I thoroughly enjoyed this story, and it’s one of my favorites in this collection. Again, Holmes has to do some detecting and looking into motives for the crime. Holmes is notorious for donning disguises, and once again he puts on the disguise of someone who is “disreputable” merely by changing his clothes, offering further commentary on how appearances can be deceiving. Another thing about this story is that Holmes’ favorite maxim makes an appearance: “When you have excluded the impossible, whatever remains, however improbable, must be the truth.” After finishing this story, I found myself hoping that Steven Moffatt would choose this story to adapt for the Sherlock series. I can totally imagine Mycroft bringing this case to Sherlock and asking him to solve it. This is definitely one of the must-read stories in this collection.

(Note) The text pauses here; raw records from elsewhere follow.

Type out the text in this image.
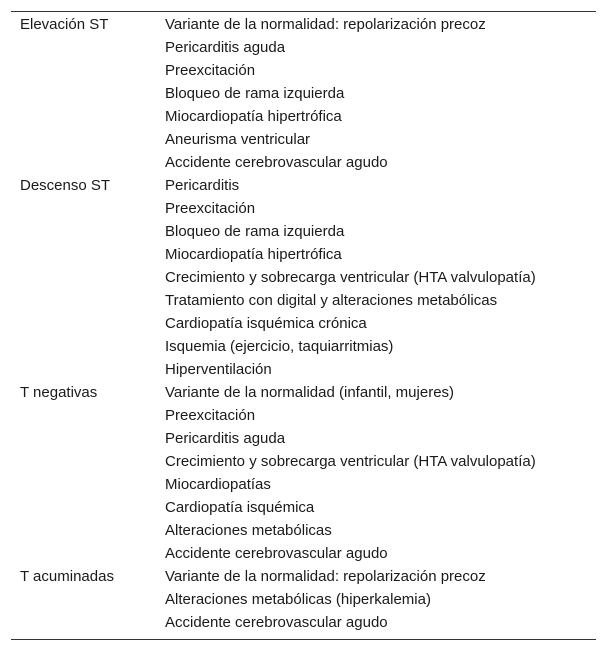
Elevación ST	Variante de la normalidad: repolarización precoz
Pericarditis aguda
Preexcitación
Bloqueo de rama izquierda
Miocardiopatía hipertrófica
Aneurisma ventricular
Accidente cerebrovascular agudo
Descenso ST	Pericarditis
Preexcitación
Bloqueo de rama izquierda
Miocardiopatía hipertrófica
Crecimiento y sobrecarga ventricular (HTA valvulopatía)
Tratamiento con digital y alteraciones metabólicas
Cardiopatía isquémica crónica
Isquemia (ejercicio, taquiarritmias)
Hiperventilación
T negativas	Variante de la normalidad (infantil, mujeres)
Preexcitación
Pericarditis aguda
Crecimiento y sobrecarga ventricular (HTA valvulopatía)
Miocardiopatías
Cardiopatía isquémica
Alteraciones metabólicas
Accidente cerebrovascular agudo
T acuminadas	Variante de la normalidad: repolarización precoz
Alteraciones metabólicas (hiperkalemia)
Accidente cerebrovascular agudo
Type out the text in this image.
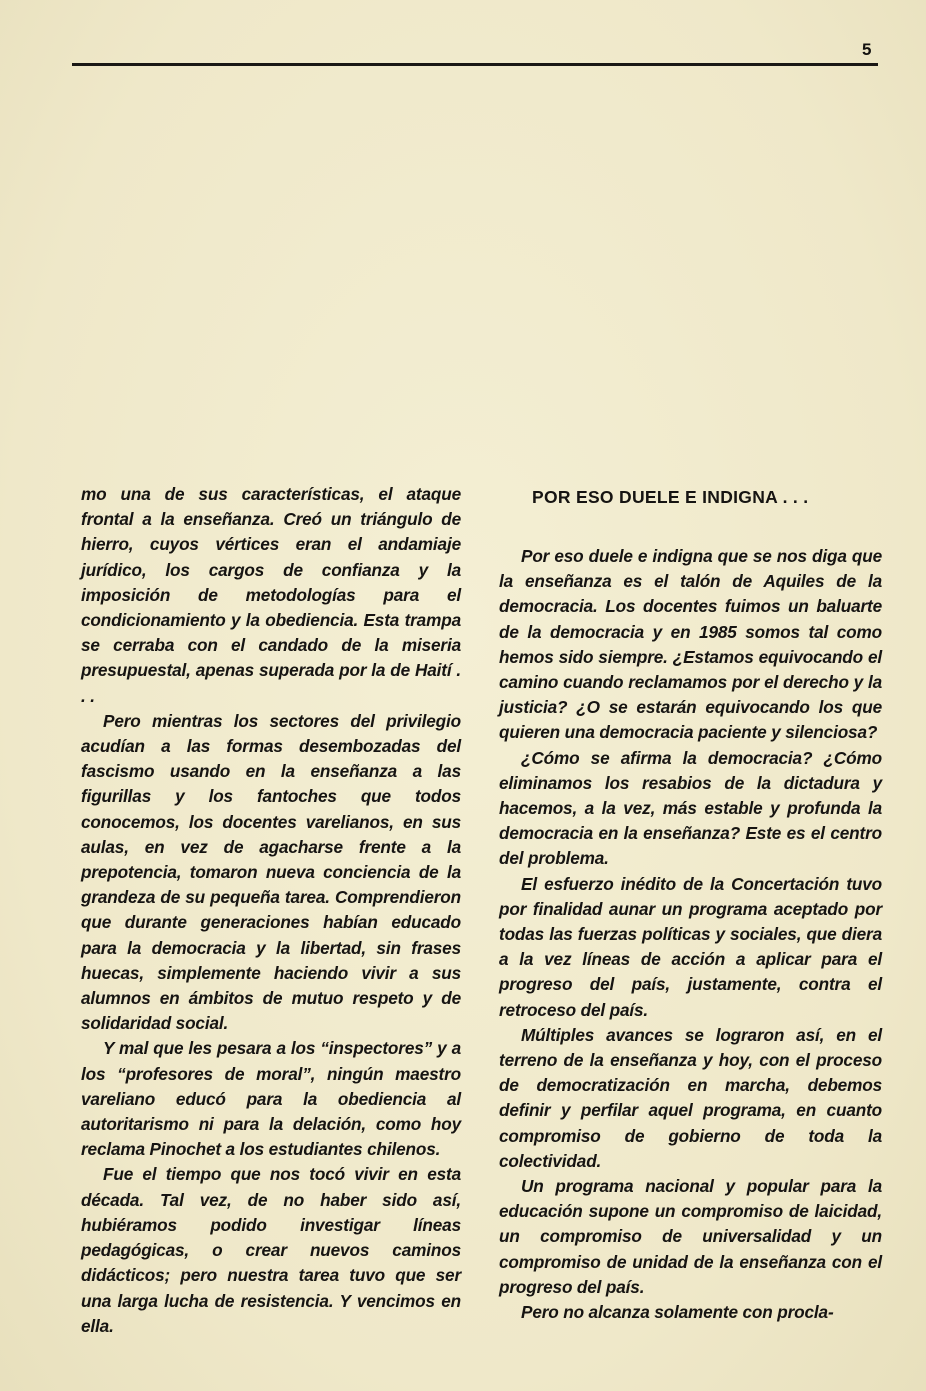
5

mo una de sus características, el ataque frontal a la enseñanza. Creó un triángulo de hierro, cuyos vértices eran el andamiaje jurídico, los cargos de confianza y la imposición de metodologías para el condicionamiento y la obediencia. Esta trampa se cerraba con el candado de la miseria presupuestal, apenas superada por la de Haití . . .

Pero mientras los sectores del privilegio acudían a las formas desembozadas del fascismo usando en la enseñanza a las figurillas y los fantoches que todos conocemos, los docentes varelianos, en sus aulas, en vez de agacharse frente a la prepotencia, tomaron nueva conciencia de la grandeza de su pequeña tarea. Comprendieron que durante generaciones habían educado para la democracia y la libertad, sin frases huecas, simplemente haciendo vivir a sus alumnos en ámbitos de mutuo respeto y de solidaridad social.

Y mal que les pesara a los “inspectores” y a los “profesores de moral”, ningún maestro vareliano educó para la obediencia al autoritarismo ni para la delación, como hoy reclama Pinochet a los estudiantes chilenos.

Fue el tiempo que nos tocó vivir en esta década. Tal vez, de no haber sido así, hubiéramos podido investigar líneas pedagógicas, o crear nuevos caminos didácticos; pero nuestra tarea tuvo que ser una larga lucha de resistencia. Y vencimos en ella.

POR ESO DUELE E INDIGNA . . .

Por eso duele e indigna que se nos diga que la enseñanza es el talón de Aquiles de la democracia. Los docentes fuimos un baluarte de la democracia y en 1985 somos tal como hemos sido siempre. ¿Estamos equivocando el camino cuando reclamamos por el derecho y la justicia? ¿O se estarán equivocando los que quieren una democracia paciente y silenciosa?

¿Cómo se afirma la democracia? ¿Cómo eliminamos los resabios de la dictadura y hacemos, a la vez, más estable y profunda la democracia en la enseñanza? Este es el centro del problema.

El esfuerzo inédito de la Concertación tuvo por finalidad aunar un programa aceptado por todas las fuerzas políticas y sociales, que diera a la vez líneas de acción a aplicar para el progreso del país, justamente, contra el retroceso del país.

Múltiples avances se lograron así, en el terreno de la enseñanza y hoy, con el proceso de democratización en marcha, debemos definir y perfilar aquel programa, en cuanto compromiso de gobierno de toda la colectividad.

Un programa nacional y popular para la educación supone un compromiso de laicidad, un compromiso de universalidad y un compromiso de unidad de la enseñanza con el progreso del país.

Pero no alcanza solamente con procla-
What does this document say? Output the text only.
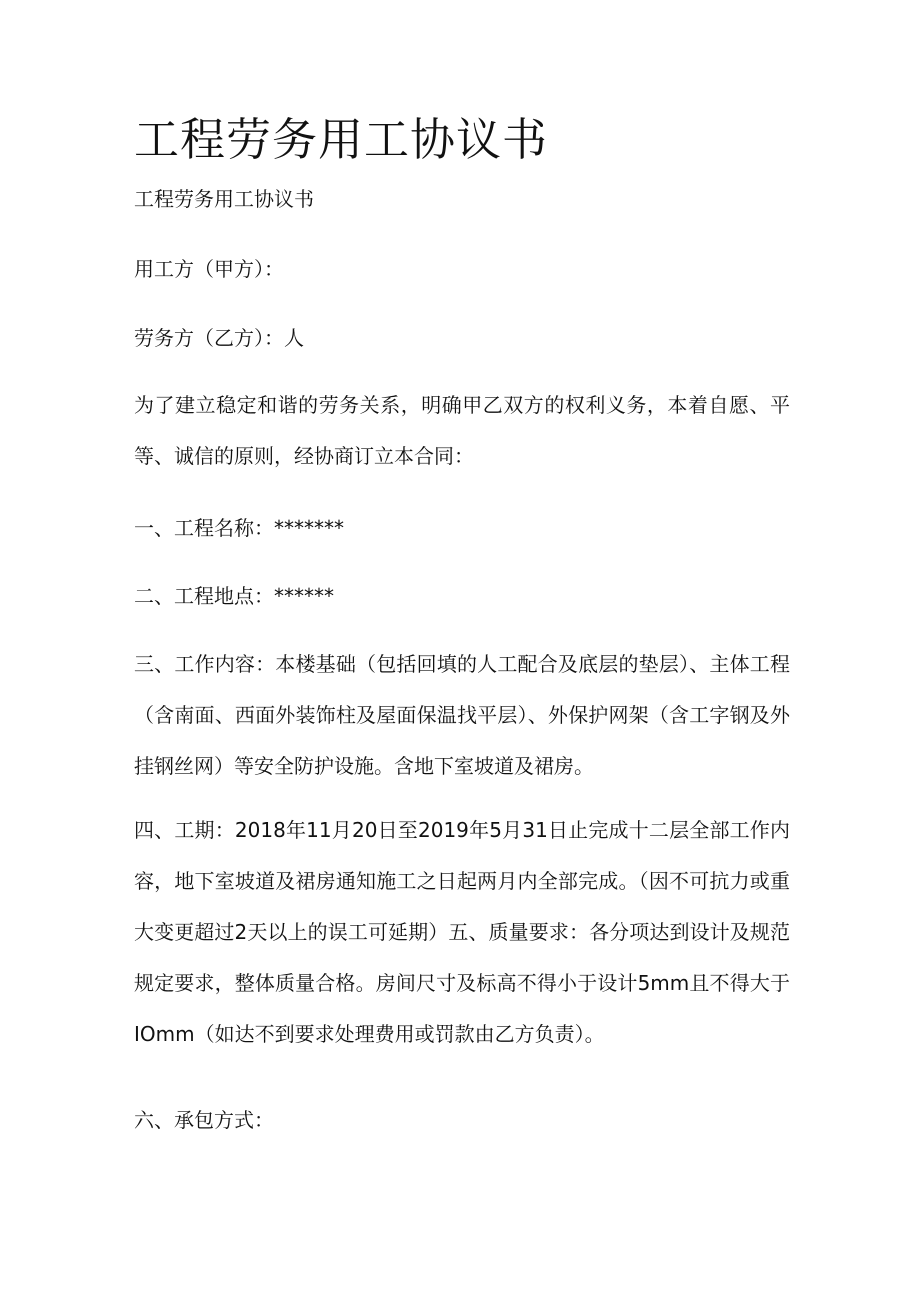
工程劳务用工协议书

工程劳务用工协议书

用工方（甲方）：

劳务方（乙方）：人

为了建立稳定和谐的劳务关系，明确甲乙双方的权利义务，本着自愿、平等、诚信的原则，经协商订立本合同：

一、工程名称：*******

二、工程地点：******

三、工作内容：本楼基础（包括回填的人工配合及底层的垫层）、主体工程（含南面、西面外装饰柱及屋面保温找平层）、外保护网架（含工字钢及外挂钢丝网）等安全防护设施。含地下室坡道及裙房。

四、工期：2018年11月20日至2019年5月31日止完成十二层全部工作内容，地下室坡道及裙房通知施工之日起两月内全部完成。（因不可抗力或重大变更超过2天以上的误工可延期）五、质量要求：各分项达到设计及规范规定要求，整体质量合格。房间尺寸及标高不得小于设计5mm且不得大于IOmm（如达不到要求处理费用或罚款由乙方负责）。

六、承包方式：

“The Adventure of the Copper Beeches”
The beginning of this story is wonderful. Indeed, the first couple of pages are the best part of the story. Holmes and Watson are home at Baker Street, and Holmes tells Watson that he tends to embellish the stories, and notes that he doesn’t write up the cases that get the greatest public attention but those cases which showcase Holmes’ powers of deduction and logic. Feeling a bit stung by Holmes comments, Watson calls Sherlock egotistical and that it is one of Holmes’ qualities that he finds most repellent. Holmes says “Crime is common. Logic is rare.” He goes on to tell Watson “You have degraded what should have been a course of lectures into a series of tales.” The opening is a fantastic look into the relationship between the two men. Of course, their conversation is interrupted by a new client. Her name is Violet Hunter, and she is a governess. She comes to Holmes to ask if she should take a new job and tells him the story of her potential employer and his odd idiosyncrasies. The one she finds most offensive is his request that she cut her lovely chestnut hair. Ultimately, Holmes advises her to take the case but also cautions her that there is something wrong about the job offer and tells her to call him when she feels herself to be in danger. She does call, and Holmes and Watson go out to investigate. The solution to the mystery reminded me a bit of The Mysteries of Udolpho by Ann Radcliffe, but otherwise, this was one of my least favorite stories in the collection. It’s only the beginning that redeems it.